Karachi: “Vaccination coverage in Sindh is around 50% which must be increased to 90% to eradicate the diseases that are claiming the lives of the children in Pakistan,” said leading paediatricians in a press briefing.
“Lack of awareness among parents is the biggest contributor to low immunization coverage in Pakistan, and it is very unfortunate that despite the availability of free vaccine by the Government under the Expanded Program on Immunization (EPI), children are dying of vaccine-preventable diseases,” they added.
General Secretary, Pakistan Paediatric Association (PPA), Dr Mumtaz Lakhani, President PPA Sindh, Dr Ghulam Rasool Buriro. General Secretary, PPA Sindh, Dr Khalid Shafi, President, and Elect Asia Pacific Paediatric Association, Dr Iqbal Memon, also spoke on occasion.
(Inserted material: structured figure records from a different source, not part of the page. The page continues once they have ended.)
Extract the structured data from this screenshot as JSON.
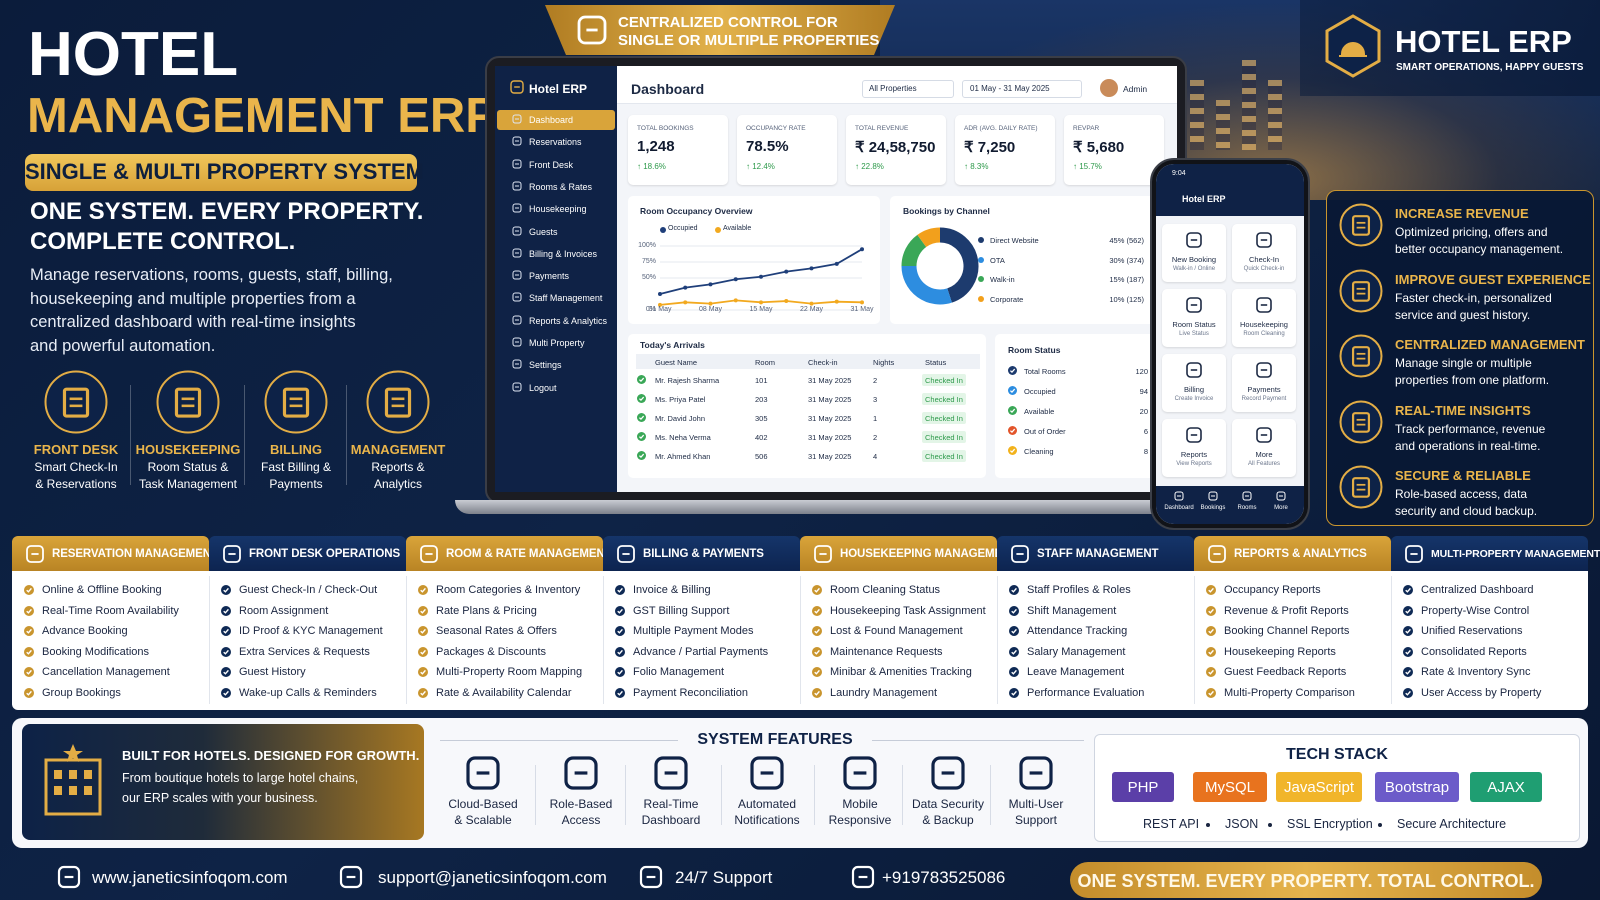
{
  "hero": {
    "title_line1": "HOTEL",
    "title_line2": "MANAGEMENT ERP",
    "badge": "SINGLE & MULTI PROPERTY SYSTEM",
    "tagline_lines": [
      "ONE SYSTEM. EVERY PROPERTY.",
      "COMPLETE CONTROL."
    ],
    "description_lines": [
      "Manage reservations, rooms, guests, staff, billing,",
      "housekeeping and multiple properties from a",
      "centralized dashboard with real-time insights",
      "and powerful automation."
    ],
    "modules": [
      {
        "title": "FRONT DESK",
        "lines": [
          "Smart Check-In",
          "& Reservations"
        ]
      },
      {
        "title": "HOUSEKEEPING",
        "lines": [
          "Room Status &",
          "Task Management"
        ]
      },
      {
        "title": "BILLING",
        "lines": [
          "Fast Billing &",
          "Payments"
        ]
      },
      {
        "title": "MANAGEMENT",
        "lines": [
          "Reports &",
          "Analytics"
        ]
      }
    ]
  },
  "top_banner": {
    "lines": [
      "CENTRALIZED CONTROL FOR",
      "SINGLE OR MULTIPLE PROPERTIES"
    ]
  },
  "brand": {
    "name": "HOTEL ERP",
    "tagline": "SMART OPERATIONS, HAPPY GUESTS"
  },
  "dashboard": {
    "app_name": "Hotel ERP",
    "menu": [
      "Dashboard",
      "Reservations",
      "Front Desk",
      "Rooms & Rates",
      "Housekeeping",
      "Guests",
      "Billing & Invoices",
      "Payments",
      "Staff Management",
      "Reports & Analytics",
      "Multi Property",
      "Settings",
      "Logout"
    ],
    "title": "Dashboard",
    "property_filter": "All Properties",
    "date_filter": "01 May - 31 May 2025",
    "user": "Admin",
    "kpis": [
      {
        "label": "TOTAL BOOKINGS",
        "value": "1,248",
        "change": "↑ 18.6%"
      },
      {
        "label": "OCCUPANCY RATE",
        "value": "78.5%",
        "change": "↑ 12.4%"
      },
      {
        "label": "TOTAL REVENUE",
        "value": "₹ 24,58,750",
        "change": "↑ 22.8%"
      },
      {
        "label": "ADR (AVG. DAILY RATE)",
        "value": "₹ 7,250",
        "change": "↑ 8.3%"
      },
      {
        "label": "REVPAR",
        "value": "₹ 5,680",
        "change": "↑ 15.7%"
      }
    ],
    "occupancy": {
      "title": "Room Occupancy Overview",
      "ylim": [
        0,
        100
      ],
      "yticks": [
        {
          "value": 100,
          "label": "100%"
        },
        {
          "value": 75,
          "label": "75%"
        },
        {
          "value": 50,
          "label": "50%"
        },
        {
          "value": 0,
          "label": "0%"
        }
      ],
      "x_labels": [
        "01 May",
        "08 May",
        "15 May",
        "22 May",
        "31 May"
      ],
      "series": [
        {
          "name": "Occupied",
          "color": "#1f3f7a",
          "values": [
            25,
            35,
            40,
            48,
            52,
            60,
            65,
            72,
            95
          ]
        },
        {
          "name": "Available",
          "color": "#f2a91f",
          "values": [
            8,
            12,
            10,
            15,
            12,
            14,
            10,
            13,
            12
          ]
        }
      ]
    },
    "channels": {
      "title": "Bookings by Channel",
      "items": [
        {
          "name": "Direct Website",
          "value": 45,
          "label": "45% (562)",
          "color": "#1d3b6e"
        },
        {
          "name": "OTA",
          "value": 30,
          "label": "30% (374)",
          "color": "#2d8de0"
        },
        {
          "name": "Walk-in",
          "value": 15,
          "label": "15% (187)",
          "color": "#3aa757"
        },
        {
          "name": "Corporate",
          "value": 10,
          "label": "10% (125)",
          "color": "#f2a01c"
        }
      ]
    },
    "arrivals": {
      "title": "Today's Arrivals",
      "columns": [
        "Guest Name",
        "Room",
        "Check-in",
        "Nights",
        "Status"
      ],
      "rows": [
        [
          "Mr. Rajesh Sharma",
          "101",
          "31 May 2025",
          "2",
          "Checked In"
        ],
        [
          "Ms. Priya Patel",
          "203",
          "31 May 2025",
          "3",
          "Checked In"
        ],
        [
          "Mr. David John",
          "305",
          "31 May 2025",
          "1",
          "Checked In"
        ],
        [
          "Ms. Neha Verma",
          "402",
          "31 May 2025",
          "2",
          "Checked In"
        ],
        [
          "Mr. Ahmed Khan",
          "506",
          "31 May 2025",
          "4",
          "Checked In"
        ]
      ]
    },
    "room_status": {
      "title": "Room Status",
      "rows": [
        {
          "label": "Total Rooms",
          "value": "120",
          "color": "#1d3b6e"
        },
        {
          "label": "Occupied",
          "value": "94",
          "color": "#2d8de0"
        },
        {
          "label": "Available",
          "value": "20",
          "color": "#3aa757"
        },
        {
          "label": "Out of Order",
          "value": "6",
          "color": "#e2552b"
        },
        {
          "label": "Cleaning",
          "value": "8",
          "color": "#f2b21c"
        }
      ]
    }
  },
  "phone": {
    "time": "9:04",
    "title": "Hotel ERP",
    "tiles": [
      {
        "title": "New Booking",
        "sub": "Walk-in / Online"
      },
      {
        "title": "Check-In",
        "sub": "Quick Check-in"
      },
      {
        "title": "Room Status",
        "sub": "Live Status"
      },
      {
        "title": "Housekeeping",
        "sub": "Room Cleaning"
      },
      {
        "title": "Billing",
        "sub": "Create Invoice"
      },
      {
        "title": "Payments",
        "sub": "Record Payment"
      },
      {
        "title": "Reports",
        "sub": "View Reports"
      },
      {
        "title": "More",
        "sub": "All Features"
      }
    ],
    "nav": [
      "Dashboard",
      "Bookings",
      "Rooms",
      "More"
    ]
  },
  "benefits": [
    {
      "title": "INCREASE REVENUE",
      "lines": [
        "Optimized pricing, offers and",
        "better occupancy management."
      ]
    },
    {
      "title": "IMPROVE GUEST EXPERIENCE",
      "lines": [
        "Faster check-in, personalized",
        "service and guest history."
      ]
    },
    {
      "title": "CENTRALIZED MANAGEMENT",
      "lines": [
        "Manage single or multiple",
        "properties from one platform."
      ]
    },
    {
      "title": "REAL-TIME INSIGHTS",
      "lines": [
        "Track performance, revenue",
        "and operations in real-time."
      ]
    },
    {
      "title": "SECURE & RELIABLE",
      "lines": [
        "Role-based access, data",
        "security and cloud backup."
      ]
    }
  ],
  "feature_columns": [
    {
      "title": "RESERVATION MANAGEMENT",
      "items": [
        "Online & Offline Booking",
        "Real-Time Room Availability",
        "Advance Booking",
        "Booking Modifications",
        "Cancellation Management",
        "Group Bookings"
      ]
    },
    {
      "title": "FRONT DESK OPERATIONS",
      "items": [
        "Guest Check-In / Check-Out",
        "Room Assignment",
        "ID Proof & KYC Management",
        "Extra Services & Requests",
        "Guest History",
        "Wake-up Calls & Reminders"
      ]
    },
    {
      "title": "ROOM & RATE MANAGEMENT",
      "items": [
        "Room Categories & Inventory",
        "Rate Plans & Pricing",
        "Seasonal Rates & Offers",
        "Packages & Discounts",
        "Multi-Property Room Mapping",
        "Rate & Availability Calendar"
      ]
    },
    {
      "title": "BILLING & PAYMENTS",
      "items": [
        "Invoice & Billing",
        "GST Billing Support",
        "Multiple Payment Modes",
        "Advance / Partial Payments",
        "Folio Management",
        "Payment Reconciliation"
      ]
    },
    {
      "title": "HOUSEKEEPING MANAGEMENT",
      "items": [
        "Room Cleaning Status",
        "Housekeeping Task Assignment",
        "Lost & Found Management",
        "Maintenance Requests",
        "Minibar & Amenities Tracking",
        "Laundry Management"
      ]
    },
    {
      "title": "STAFF MANAGEMENT",
      "items": [
        "Staff Profiles & Roles",
        "Shift Management",
        "Attendance Tracking",
        "Salary Management",
        "Leave Management",
        "Performance Evaluation"
      ]
    },
    {
      "title": "REPORTS & ANALYTICS",
      "items": [
        "Occupancy Reports",
        "Revenue & Profit Reports",
        "Booking Channel Reports",
        "Housekeeping Reports",
        "Guest Feedback Reports",
        "Multi-Property Comparison"
      ]
    },
    {
      "title": "MULTI-PROPERTY MANAGEMENT",
      "items": [
        "Centralized Dashboard",
        "Property-Wise Control",
        "Unified Reservations",
        "Consolidated Reports",
        "Rate & Inventory Sync",
        "User Access by Property"
      ]
    }
  ],
  "built_for": {
    "title": "BUILT FOR HOTELS. DESIGNED FOR GROWTH.",
    "lines": [
      "From boutique hotels to large hotel chains,",
      "our ERP scales with your business."
    ]
  },
  "system_features": {
    "title": "SYSTEM FEATURES",
    "items": [
      [
        "Cloud-Based",
        "& Scalable"
      ],
      [
        "Role-Based",
        "Access"
      ],
      [
        "Real-Time",
        "Dashboard"
      ],
      [
        "Automated",
        "Notifications"
      ],
      [
        "Mobile",
        "Responsive"
      ],
      [
        "Data Security",
        "& Backup"
      ],
      [
        "Multi-User",
        "Support"
      ]
    ]
  },
  "tech_stack": {
    "title": "TECH STACK",
    "badges": [
      {
        "name": "PHP",
        "color": "#5b3fa8"
      },
      {
        "name": "MySQL",
        "color": "#e8731e"
      },
      {
        "name": "JavaScript",
        "color": "#f1b52a"
      },
      {
        "name": "Bootstrap",
        "color": "#6c5bc9"
      },
      {
        "name": "AJAX",
        "color": "#1f9e72"
      }
    ],
    "extras": [
      "REST API",
      "JSON",
      "SSL Encryption",
      "Secure Architecture"
    ]
  },
  "footer": {
    "website": "www.janeticsinfoqom.com",
    "email": "support@janeticsinfoqom.com",
    "support": "24/7 Support",
    "phone": "+919783525086",
    "slogan": "ONE SYSTEM. EVERY PROPERTY. TOTAL CONTROL."
  }
}
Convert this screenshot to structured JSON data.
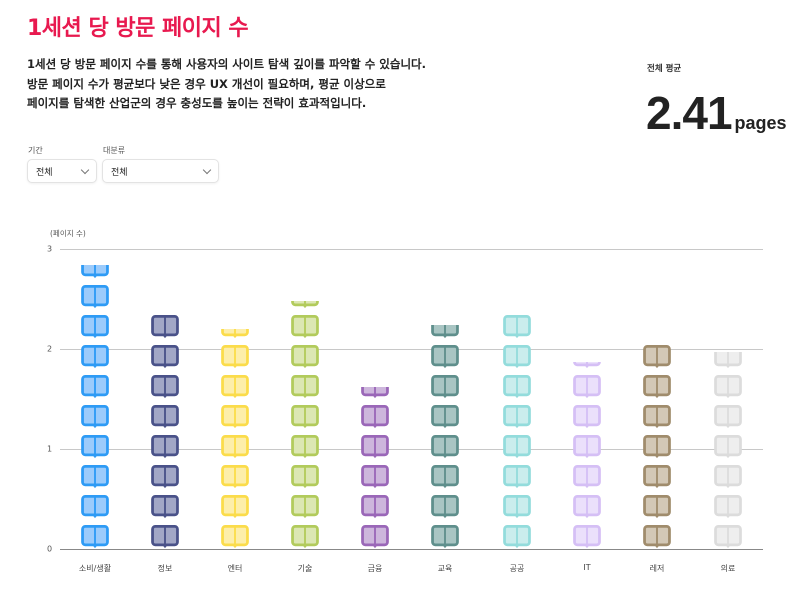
{
  "header": {
    "title": "1세션 당 방문 페이지 수",
    "description": [
      "1세션 당 방문 페이지 수를 통해 사용자의 사이트 탐색 깊이를 파악할 수 있습니다.",
      "방문 페이지 수가 평균보다 낮은 경우 UX 개선이 필요하며, 평균 이상으로",
      "페이지를 탐색한 산업군의 경우 충성도를 높이는 전략이 효과적입니다."
    ]
  },
  "summary": {
    "label": "전체 평균",
    "value": "2.41",
    "unit": "pages"
  },
  "filters": [
    {
      "label": "기간",
      "value": "전체"
    },
    {
      "label": "대분류",
      "value": "전체"
    }
  ],
  "chart_data": {
    "type": "bar",
    "subtype": "pictograph",
    "icon": "open-book-icon",
    "title": "1세션 당 방문 페이지 수",
    "xlabel": "",
    "ylabel": "(페이지 수)",
    "ylim": [
      0,
      3
    ],
    "yticks": [
      0,
      1,
      2,
      3
    ],
    "grid": true,
    "categories": [
      "소비/생활",
      "정보",
      "엔터",
      "기술",
      "금융",
      "교육",
      "공공",
      "IT",
      "레저",
      "의료"
    ],
    "values": [
      2.84,
      2.39,
      2.2,
      2.48,
      1.62,
      2.24,
      2.39,
      1.87,
      2.08,
      1.97
    ],
    "colors": [
      {
        "stroke": "#2e9bf5",
        "fill": "#9ccbfb"
      },
      {
        "stroke": "#4a5289",
        "fill": "#a2a7c6"
      },
      {
        "stroke": "#fbdc4b",
        "fill": "#fdeeaa"
      },
      {
        "stroke": "#b2cb5c",
        "fill": "#dce7b3"
      },
      {
        "stroke": "#9a67b8",
        "fill": "#cdb6dc"
      },
      {
        "stroke": "#5f8f8c",
        "fill": "#a9c5c3"
      },
      {
        "stroke": "#93dcdc",
        "fill": "#caeded"
      },
      {
        "stroke": "#d5bff5",
        "fill": "#ebe0fb"
      },
      {
        "stroke": "#a08c6c",
        "fill": "#d3c8b6"
      },
      {
        "stroke": "#dcdcdc",
        "fill": "#eeeeee"
      }
    ],
    "average": 2.41
  }
}
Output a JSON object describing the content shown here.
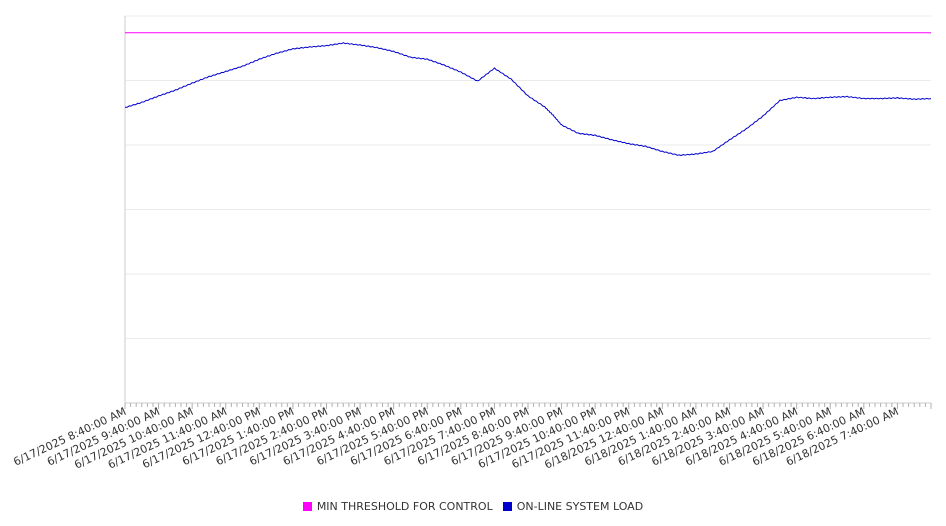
{
  "chart_data": {
    "type": "line",
    "title": "",
    "xlabel": "",
    "ylabel": "",
    "grid": true,
    "legend_position": "bottom",
    "x_tick_labels": [
      "6/17/2025 8:40:00 AM",
      "6/17/2025 9:40:00 AM",
      "6/17/2025 10:40:00 AM",
      "6/17/2025 11:40:00 AM",
      "6/17/2025 12:40:00 PM",
      "6/17/2025 1:40:00 PM",
      "6/17/2025 2:40:00 PM",
      "6/17/2025 3:40:00 PM",
      "6/17/2025 4:40:00 PM",
      "6/17/2025 5:40:00 PM",
      "6/17/2025 6:40:00 PM",
      "6/17/2025 7:40:00 PM",
      "6/17/2025 8:40:00 PM",
      "6/17/2025 9:40:00 PM",
      "6/17/2025 10:40:00 PM",
      "6/17/2025 11:40:00 PM",
      "6/18/2025 12:40:00 AM",
      "6/18/2025 1:40:00 AM",
      "6/18/2025 2:40:00 AM",
      "6/18/2025 3:40:00 AM",
      "6/18/2025 4:40:00 AM",
      "6/18/2025 5:40:00 AM",
      "6/18/2025 6:40:00 AM",
      "6/18/2025 7:40:00 AM"
    ],
    "x_range": [
      "6/17/2025 8:40:00 AM",
      "6/18/2025 8:40:00 AM"
    ],
    "y_range": [
      0,
      6
    ],
    "y_gridlines": 6,
    "series": [
      {
        "name": "MIN THRESHOLD FOR CONTROL",
        "color": "#ff00ff",
        "x_hours": [
          0,
          24
        ],
        "values": [
          5.74,
          5.74
        ]
      },
      {
        "name": "ON-LINE SYSTEM LOAD",
        "color": "#0000cc",
        "x_hours": [
          0,
          0.5,
          1,
          1.5,
          2,
          2.5,
          3,
          3.5,
          4,
          4.5,
          5,
          5.5,
          6,
          6.5,
          7,
          7.5,
          8,
          8.5,
          9,
          9.5,
          10,
          10.5,
          11,
          11.5,
          12,
          12.5,
          12.75,
          13,
          13.5,
          14,
          14.5,
          15,
          15.5,
          16,
          16.5,
          17,
          17.5,
          18,
          18.5,
          19,
          19.5,
          20,
          20.5,
          21,
          21.5,
          22,
          22.5,
          23,
          23.5,
          24
        ],
        "values": [
          4.58,
          4.66,
          4.76,
          4.85,
          4.96,
          5.06,
          5.14,
          5.22,
          5.33,
          5.42,
          5.49,
          5.52,
          5.54,
          5.58,
          5.55,
          5.51,
          5.45,
          5.36,
          5.33,
          5.24,
          5.13,
          4.99,
          5.19,
          5.02,
          4.76,
          4.59,
          4.46,
          4.31,
          4.18,
          4.15,
          4.08,
          4.02,
          3.98,
          3.9,
          3.84,
          3.86,
          3.9,
          4.08,
          4.25,
          4.45,
          4.69,
          4.74,
          4.72,
          4.74,
          4.75,
          4.72,
          4.72,
          4.73,
          4.71,
          4.72
        ]
      }
    ]
  }
}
GSK Pakistan supported the awareness campaign.
They said that essential immunization helped eradicate smallpox and polio from the world and hopefully measles will also be eradicated in the near future if the rate of essential immunization reaches 90 % or above in all developing countries including Pakistan.
They highlighted that the EPI was established in 1978 and currently aims to vaccinate children aged 0-23 months against ten target diseases: Childhood Tuberculosis, Polio, Diphtheria, Pertussis, Diarrhea, Hepatitis B, Haemophilus Influenza Type B (HIB), Pneumonia, Measles and Tetanus.
“Every year due to vaccines, approximately 3 million deaths are prevented. Immunization is estimated to save 2-3 million lives every year. An estimated 19.5 million infants worldwide are still missing out on the basic vaccines. If the optimum rates of immunization or “herd immunity” are not maintained, the diseases prevented by vaccination will return,” they added.
Highlighting the disease burden of vaccine-preventable diseases, the speakers said that diarrhoea and pneumonia are the two biggest killers of children globally and specifically in Pakistan. “Getting children vaccinated is vital to counter the menace and curb the death toll,” they reasoned.
They also highlighted that vaccination could reduce the usage of some antibiotics. This can help address the challenge of antibiotic resistance. Vaccines help develop immunity against many diseases, resulting in low reliance on antibiotics.
Panellists demanded that the age bracket for the EPI should be increased to 5 years and EPI centres should also be open in the evening to increase reach and facilitate people. They also urged the Government to include more vaccines to the EPI program.
“Vaccines are completely safe, and parents should not compromise on the immunization of their children as it prevents illness, disability, and death. All the stakeholders, including doctors and media, have to join hands to create awareness and save the future generation of Pakistan from deadly diseases,” they concluded.